Back in Shanklin, Belle’s happy existence took a nose dive after a visit to her local butcher. As he was wrapping her purchase, a man came out of the back of the shop and stared at her.
‘This is my brother, Kev,’ said Tom the butcher. ‘He’s been demobbed and is going to be working for me. This is Belle, my favourite customer,’ he said.
Belle frowned as she looked at the stranger. He looked vaguely familiar, but she couldn’t place him. ‘Good morning,’ she said.
‘Good morning to you,’ he answered, with a sly grin. ‘Nice to meet you.’
Carrying her shopping home, B
elle wracked her brains trying to place the man, but she couldn’t and carried on with her daily chores.
Later that afternoon when Cora was at the hairdressers, there was a knock on the front door. On opening it, Belle was surprised to see Kev standing there.
‘Afternoon, Belle. You don’t remember me, do you?’
‘No, I’m afraid I don’t.’
He leant casually against the door frame. ‘I was in the army during the war and stationed in Southampton. I used to drink in the Horse and Groom.’

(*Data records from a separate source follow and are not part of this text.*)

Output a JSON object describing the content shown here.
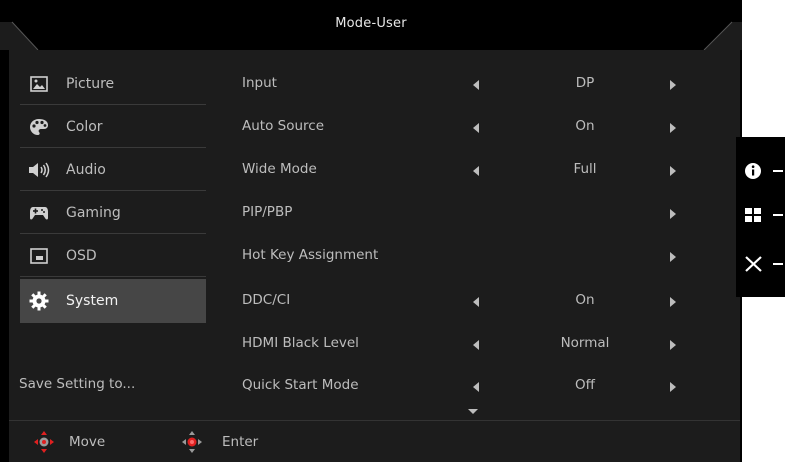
{
  "title": "Mode-User",
  "sidebar": {
    "items": [
      {
        "label": "Picture",
        "icon": "picture-icon"
      },
      {
        "label": "Color",
        "icon": "palette-icon"
      },
      {
        "label": "Audio",
        "icon": "speaker-icon"
      },
      {
        "label": "Gaming",
        "icon": "gamepad-icon"
      },
      {
        "label": "OSD",
        "icon": "osd-icon"
      },
      {
        "label": "System",
        "icon": "gear-icon",
        "active": true
      }
    ],
    "save_label": "Save Setting to..."
  },
  "settings": [
    {
      "label": "Input",
      "value": "DP"
    },
    {
      "label": "Auto Source",
      "value": "On"
    },
    {
      "label": "Wide Mode",
      "value": "Full"
    },
    {
      "label": "PIP/PBP",
      "value": ""
    },
    {
      "label": "Hot Key Assignment",
      "value": ""
    },
    {
      "label": "DDC/CI",
      "value": "On"
    },
    {
      "label": "HDMI Black Level",
      "value": "Normal"
    },
    {
      "label": "Quick Start Mode",
      "value": "Off"
    }
  ],
  "footer": {
    "move_label": "Move",
    "enter_label": "Enter"
  },
  "hotkeys": [
    "info-icon",
    "grid-icon",
    "close-icon"
  ],
  "colors": {
    "background": "#000000",
    "panel": "#1c1c1c",
    "active": "#464646",
    "text": "#bdbdbd",
    "joystick_accent": "#e02020"
  }
}
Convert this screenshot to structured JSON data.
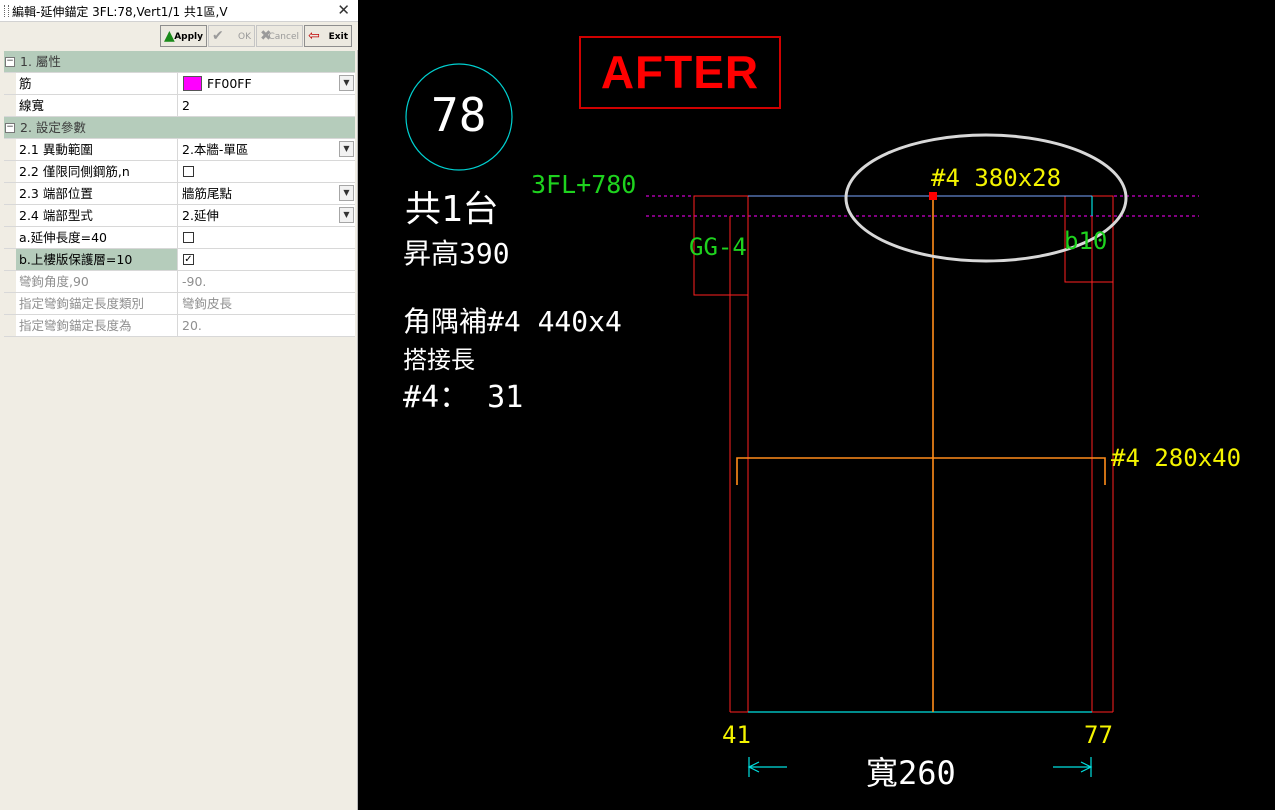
{
  "window": {
    "title": "編輯-延伸錨定 3FL:78,Vert1/1 共1區,V",
    "close_label": "✕"
  },
  "toolbar": {
    "apply_label": "Apply",
    "ok_label": "OK",
    "cancel_label": "Cancel",
    "exit_label": "Exit"
  },
  "properties": {
    "cat1": {
      "label": "1. 屬性",
      "toggle": "−"
    },
    "rebar": {
      "name": "筋",
      "value": "FF00FF",
      "swatch_color": "#ff00ff"
    },
    "linewidth": {
      "name": "線寬",
      "value": "2"
    },
    "cat2": {
      "label": "2. 設定參數",
      "toggle": "−"
    },
    "range": {
      "name": "2.1 異動範圍",
      "value": "2.本牆-單區"
    },
    "sameside": {
      "name": "2.2 僅限同側鋼筋,n",
      "value": ""
    },
    "endpos": {
      "name": "2.3 端部位置",
      "value": "牆筋尾點"
    },
    "endtype": {
      "name": "2.4 端部型式",
      "value": "2.延伸"
    },
    "extlen": {
      "name": "a.延伸長度=40",
      "value": ""
    },
    "cover": {
      "name": "b.上樓版保護層=10",
      "value": "✓"
    },
    "hookangle": {
      "name": "彎鉤角度,90",
      "value": "-90."
    },
    "hooktype": {
      "name": "指定彎鉤錨定長度類別",
      "value": "彎鉤皮長"
    },
    "hooklen": {
      "name": "指定彎鉤錨定長度為",
      "value": "20."
    }
  },
  "cad": {
    "after": "AFTER",
    "circle_number": "78",
    "count": "共1台",
    "rise": "昇高390",
    "corner": "角隅補#4  440x4",
    "lap": "搭接長",
    "lap_value": "#4：  31",
    "level": "3FL+780",
    "top_bar": "#4  380x28",
    "left_beam": "GG-4",
    "right_beam": "b10",
    "mid_bar": "#4  280x40",
    "dim_left": "41",
    "dim_right": "77",
    "width": "寬260"
  }
}
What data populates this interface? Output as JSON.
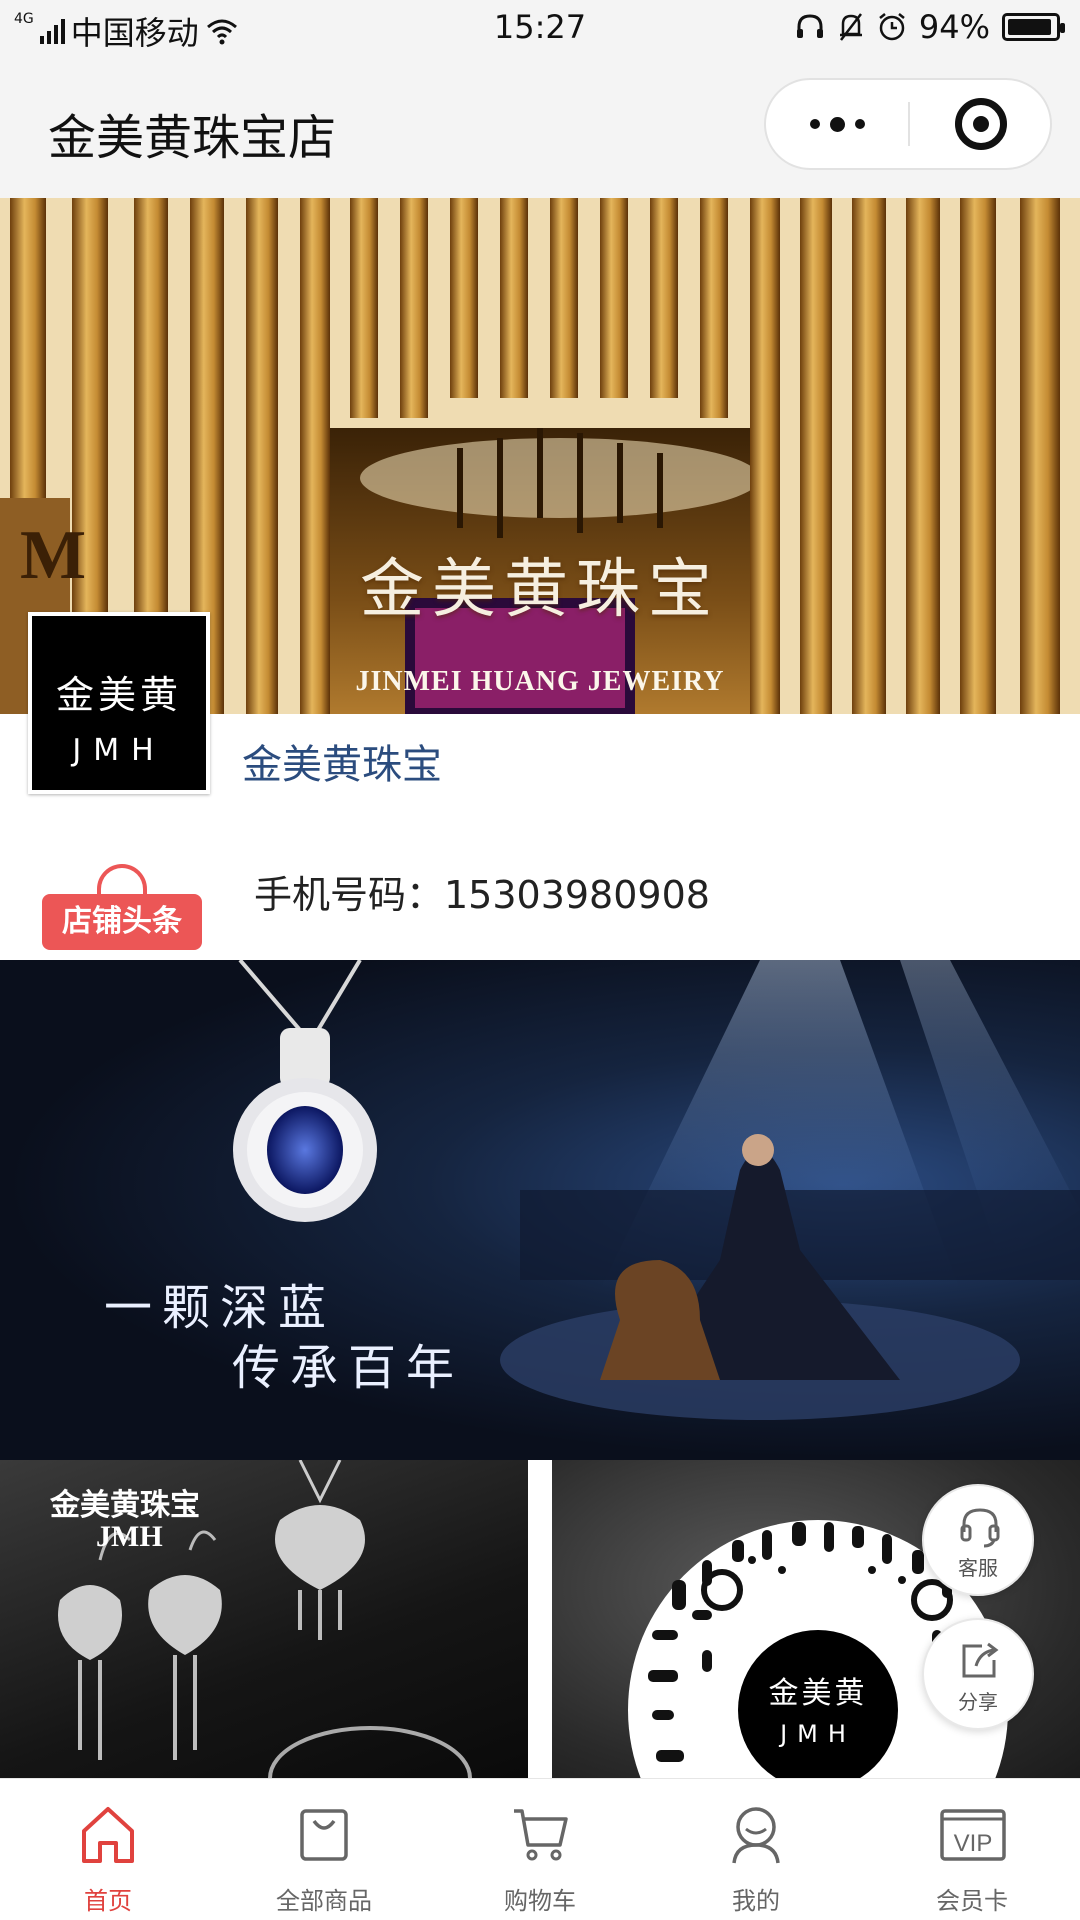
{
  "status_bar": {
    "network": "4G",
    "carrier": "中国移动",
    "time": "15:27",
    "battery": "94%",
    "battery_level": 0.94
  },
  "nav": {
    "title": "金美黄珠宝店"
  },
  "hero": {
    "sign_cn": "金美黄珠宝",
    "sign_en": "JINMEI HUANG JEWEIRY"
  },
  "store": {
    "logo_line1": "金美黄",
    "logo_line2": "JMH",
    "name": "金美黄珠宝"
  },
  "notice": {
    "badge_label": "店铺头条",
    "text": "手机号码：15303980908"
  },
  "banner": {
    "line1": "一颗深蓝",
    "line2": "传承百年"
  },
  "tile_left": {
    "title_line1": "金美黄珠宝",
    "title_line2": "JMH"
  },
  "tile_right": {
    "qr_line1": "金美黄",
    "qr_line2": "JMH"
  },
  "floating": {
    "service_label": "客服",
    "share_label": "分享"
  },
  "tabs": [
    {
      "label": "首页",
      "icon": "home-icon",
      "active": true
    },
    {
      "label": "全部商品",
      "icon": "bag-icon",
      "active": false
    },
    {
      "label": "购物车",
      "icon": "cart-icon",
      "active": false
    },
    {
      "label": "我的",
      "icon": "user-icon",
      "active": false
    },
    {
      "label": "会员卡",
      "icon": "vip-card-icon",
      "active": false
    }
  ],
  "colors": {
    "accent": "#e0423e",
    "store_name": "#2b4c7e",
    "badge": "#ec5656"
  }
}
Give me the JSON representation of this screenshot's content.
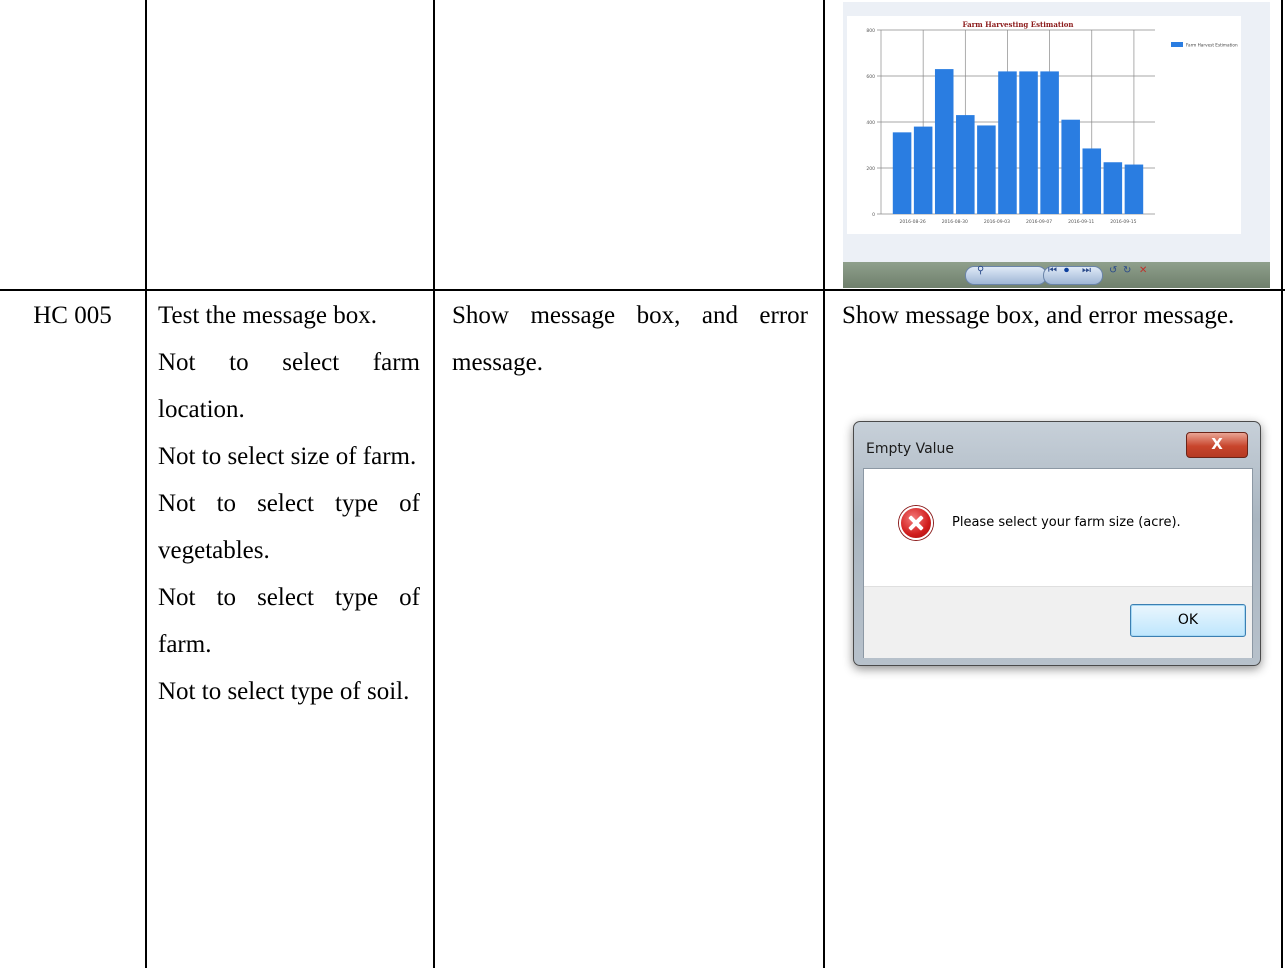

Her heart seemed to miss a beat. ‘Really?’
‘Don’t play coy with me, love. I was one of your clients. I went to your place a few times. Always came away satisfied.’ He leered at her.
She became wary. ‘Why are you here, standing on my doorstep?’
‘I thought we could come to an arrangement, Belle. I’m sure you don’t want it known that the owner of the B & B down the road used to be a prostitute. It would make a great deal of difference to your business and your standing.’
His arrogance made her angry and she wanted to slap him. She’d worked too hard to build her dream and she wasn’t going to let this apology for a man spoil that.
‘Arrangement? What arrangement?’
‘I could call on you, say, twice a week and you’d show me just how grateful you are for my silence.’
She glared at him. ‘You bastard! You think you’re so very clever. Well, better men than you have tried to put me in a corner. Take your arrangement and shove it! You come bothering me again and you’ll be very sorry.’ She shut the door in his face. But her hands were trembling.
When Cora arrived home, she could see that her friend was upset. ‘Belle, whatever is the matter?’